Der Pharma- und Agrarkonzern Bayer hat im Frühjahr mit einem starken Agrargeschäft den Erlösdämpfer durch Patentabläufe bei wichtigen Medikamenten mehr als ausgeglichen. Der Konzernumsatz stieg auf Jahressicht leicht um gut ein Prozent auf 10,9 Milliarden Euro, währungs- und portfoliobereinigt ergab sich ein Plus von mehr als zwei Prozent, wie das Leverkusener Unternehmen mitteilte. Das bereinigte operative Ergebnis (Ebitda) stieg um 1,9 Prozent auf mehr als 2,1 Milliarden Euro. Damit übertraf Bayer die Analystenerwartungen.

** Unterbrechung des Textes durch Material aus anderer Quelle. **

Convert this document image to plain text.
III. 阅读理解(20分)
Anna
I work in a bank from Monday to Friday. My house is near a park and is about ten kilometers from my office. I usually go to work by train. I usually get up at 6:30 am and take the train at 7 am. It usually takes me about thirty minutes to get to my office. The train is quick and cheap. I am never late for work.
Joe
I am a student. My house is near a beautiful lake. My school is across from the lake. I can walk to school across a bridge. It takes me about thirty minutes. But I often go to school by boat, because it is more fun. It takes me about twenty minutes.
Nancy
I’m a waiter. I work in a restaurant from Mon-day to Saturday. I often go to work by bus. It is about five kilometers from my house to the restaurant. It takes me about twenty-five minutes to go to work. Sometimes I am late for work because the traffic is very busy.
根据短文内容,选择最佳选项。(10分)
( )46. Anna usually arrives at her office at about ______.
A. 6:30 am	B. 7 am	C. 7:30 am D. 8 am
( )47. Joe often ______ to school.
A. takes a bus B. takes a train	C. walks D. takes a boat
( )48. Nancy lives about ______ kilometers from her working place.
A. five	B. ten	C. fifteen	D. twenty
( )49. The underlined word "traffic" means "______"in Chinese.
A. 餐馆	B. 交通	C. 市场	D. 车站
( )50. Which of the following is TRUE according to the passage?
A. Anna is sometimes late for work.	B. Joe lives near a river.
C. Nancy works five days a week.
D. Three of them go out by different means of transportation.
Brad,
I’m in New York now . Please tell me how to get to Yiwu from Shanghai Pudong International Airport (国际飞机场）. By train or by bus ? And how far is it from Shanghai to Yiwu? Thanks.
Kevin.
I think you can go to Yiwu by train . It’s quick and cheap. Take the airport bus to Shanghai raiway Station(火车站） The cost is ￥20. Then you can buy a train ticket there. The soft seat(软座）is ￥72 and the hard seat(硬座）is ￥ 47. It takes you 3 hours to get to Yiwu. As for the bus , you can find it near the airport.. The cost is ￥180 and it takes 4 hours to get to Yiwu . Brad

Supreme-Court-Urteil und starke Nachfrage treiben Agrarsparte
Ausgerechnet das Problemkind des Bayer-Konzerns sorgt für Freude im Frühjahr. Erst räumt der Supreme Court viele Sorgen rund um den Unkrautvernichter aus. Dann sorgt ausgerechnet die Nachfrage nach dem Mittel für hohe Einnahmen. Nach dem wegweisenden Sieg im Glyphosat-Streit vor dem Obersten Gerichtshof der USA Ende Juni rückt nun die strategische und finanzielle Zukunft des Konzerns in den Fokus.
Investoren richten ihr Augenmerk vor allem darauf, wie Bayer seine Schulden abbauen will und ob es Pläne für eine Aufspaltung gibt. "Operativ sind wir auf einem guten Weg, unsere Jahresziele zu erreichen", sagte Vorstandschef Bill Anderson. Bei der Eindämmung der Rechtsstreitigkeiten sei der Konzern gut vorangekommen, habe jedoch noch wichtige Meilensteine vor sich.
Crop Science legt um 30 Prozent zu
Den Ergebnisanstieg zwischen März und Ende Juni hat Bayer ausschließlich dem Agrargeschäft zu verdanken. In der Sparte Crop Science legte das Ergebnis um gut 30 Prozent zu. Der Bereich profitierte von höheren Preisen und Absatzmengen beim Unkrautvernichter Glyphosat sowie der Wiederzulassung von Dicamba-basierten Produkten in den USA, die den Verkauf von Soja- und Baumwollsaatgut ankurbelte.
Diese Entwicklung kompensierte die Schwäche in den Sparten Pharma und Consumer Health, die beide einen Gewinnrückgang von 3,6 Prozent verzeichneten. Im Pharmageschäft brachen die Erlöse mit dem Milliarden-Blutverdünner Xarelto und dem Augenmedikament Eylea wegen abgelaufener Patente massiv ein. Aufgefangen wurde dies durch ein starkes Wachstum der neuen Hoffnungsträger Nubeqa gegen Prostatakrebs und Kerendia gegen Nierenleiden.
Ausblick bestätigt, Schuldenabbau beschleunigt
Den währungsbereinigten Ausblick für das laufende Jahr bestätigte der Dax-Konzern. Wegen veränderter Wechselkurse hob Bayer die Zielspannen auf unbereinigter Basis erneut leicht an. Für das Gesamtjahr rechnet der Vorstand nun mit einem Umsatz von 44,7 Milliarden bis 46,7 Milliarden Euro nach bislang 44,5 Milliarden bis 46,5 Milliarden sowie einem bereinigten Ergebnis je Aktie von 4,20 bis 4,70 Euro statt 4,10 bis 4,60 Euro.
Zudem erwartet Bayer einen schnelleren Schuldenabbau als bisher. Die Nettofinanzverschuldung soll bis Jahresende auf 29 Milliarden bis 30 Milliarden Euro sinken; zuvor hatte der Konzern 32 Milliarden bis 33 Milliarden Euro angepeilt. Hintergrund ist der Einstieg des US-Finanzinvestors Apollo bei einer Tochtergesellschaft, der rund drei Milliarden Euro einbringt.